This summer’s wildfires have focused attention on forest management practices that could make fires less devastating. While there is widespread agreement that changes in forest management have that potential, this attention could also be an opportunity for those who seek to tilt management of the public lands toward more timbering.
One of these attempts is the Resilient Forests Act of 2017. The House Committee on Natural Resources says it “streamlines onerous environmental review processes.” The Committee assumes that, freed from onerous environmental review, managers of public lands and the timber industry could cooperate to usher in a new era of enlightened and effective forest management.
To accomplish this, the bill would largely undo the National Environmental Policy Act (NEPA) as it applies to certain forest management decisions. NEPA opens the door to public participation in major federal actions.

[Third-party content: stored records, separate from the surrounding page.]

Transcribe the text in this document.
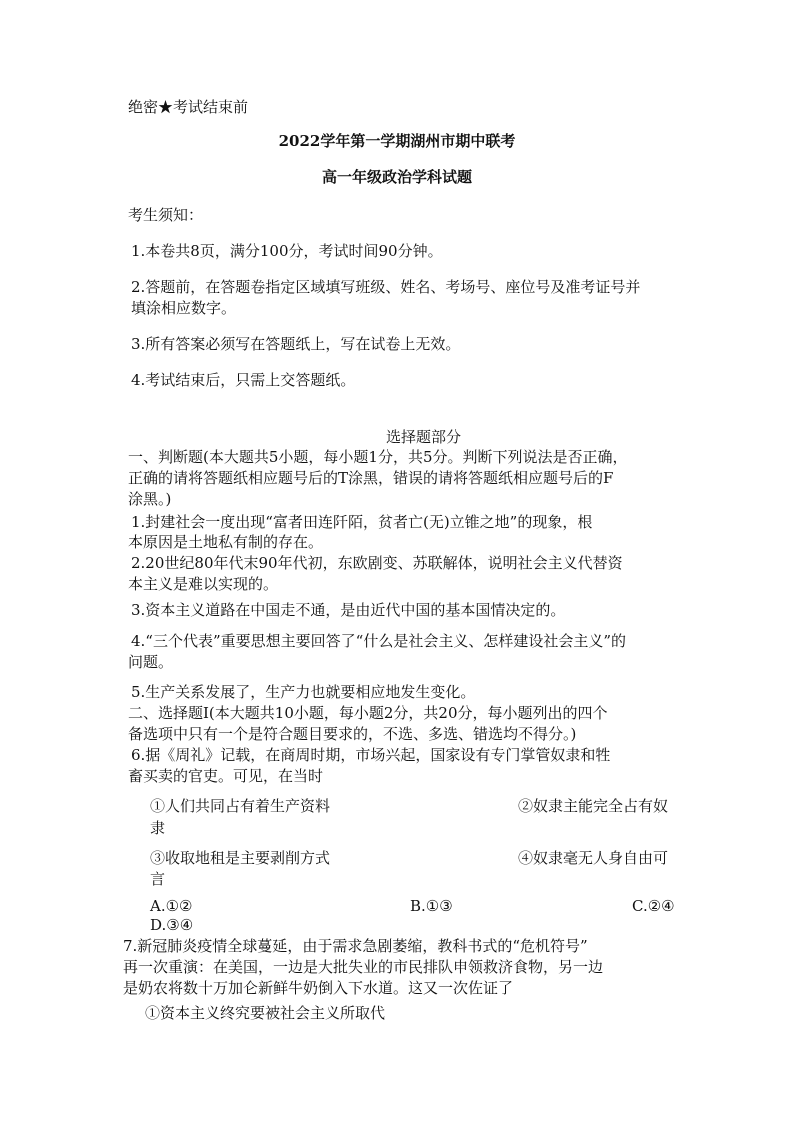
绝密★考试结束前
2022学年第一学期湖州市期中联考
高一年级政治学科试题
考生须知：
1.本卷共8页，满分100分，考试时间90分钟。
2.答题前，在答题卷指定区域填写班级、姓名、考场号、座位号及准考证号并
填涂相应数字。
3.所有答案必须写在答题纸上，写在试卷上无效。
4.考试结束后，只需上交答题纸。
选择题部分
一、判断题(本大题共5小题，每小题1分，共5分。判断下列说法是否正确，
正确的请将答题纸相应题号后的T涂黑，错误的请将答题纸相应题号后的F
涂黑。)
1.封建社会一度出现“富者田连阡陌，贫者亡(无)立锥之地”的现象，根
本原因是土地私有制的存在。
2.20世纪80年代末90年代初，东欧剧变、苏联解体，说明社会主义代替资
本主义是难以实现的。
3.资本主义道路在中国走不通，是由近代中国的基本国情决定的。
4.“三个代表”重要思想主要回答了“什么是社会主义、怎样建设社会主义”的
问题。
5.生产关系发展了，生产力也就要相应地发生变化。
二、选择题Ⅰ(本大题共10小题，每小题2分，共20分，每小题列出的四个
备选项中只有一个是符合题目要求的，不选、多选、错选均不得分。)
6.据《周礼》记载，在商周时期，市场兴起，国家设有专门掌管奴隶和牲
畜买卖的官吏。可见，在当时
①人们共同占有着生产资料	②奴隶主能完全占有奴
隶
③收取地租是主要剥削方式	④奴隶毫无人身自由可
言
A.①②	B.①③	C.②④
D.③④
7.新冠肺炎疫情全球蔓延，由于需求急剧萎缩，教科书式的“危机符号”
再一次重演：在美国，一边是大批失业的市民排队申领救济食物，另一边
是奶农将数十万加仑新鲜牛奶倒入下水道。这又一次佐证了
①资本主义终究要被社会主义所取代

One person’s “onerous environmental review” is another’s open and accountable government.
Among other things, the bill would
- Increase the size of logging projects up to 30,000 acres.
- Open the door for clear cutting of 10,000 acres for any purpose.
- Allows the opening of some roadless areas for roadbuilding and logging
- Allow herbicide spraying on over 15 square miles near rural/urban interfacing communities with minimal public notification and no analysis by the Forest Service as to the effects on human health and safety.
- Eliminate and/or constrain the ability of citizens to challenge federal forest management decisions in court.
- Eliminate judicial review of the chosen project.
- Exempt the Forest Service or the Bureau of Land Management from consulting with the U.S. Fish and Wildlife Service.
In addition to provisions on forest planning etc., the bill would also authorize a declaration of a natural disaster for major forest fires. This would allow funds that are now dedicated to such disasters as hurricanes, floods, etc. to be used to fight fires. Currently agencies faced with a major forest fire have to use money they would have spent on something else. This bill would make disaster relief funds available so that the agencies would not have to do that.
The bill has been approved by the House Committee on Natural Resources. It may be voted upon very soon, possibly by the time you read this. If it is unable to pass as a stand-alone bill, it is possible that its provisions will be attached to the Farm Bill. The Farm Bill funds and reauthorizes many agricultural programs. Although its exact language is subject to lobbying, negotiation, etc. every year, it affects such a big fraction of the economy that it is considered a “must pass” bill.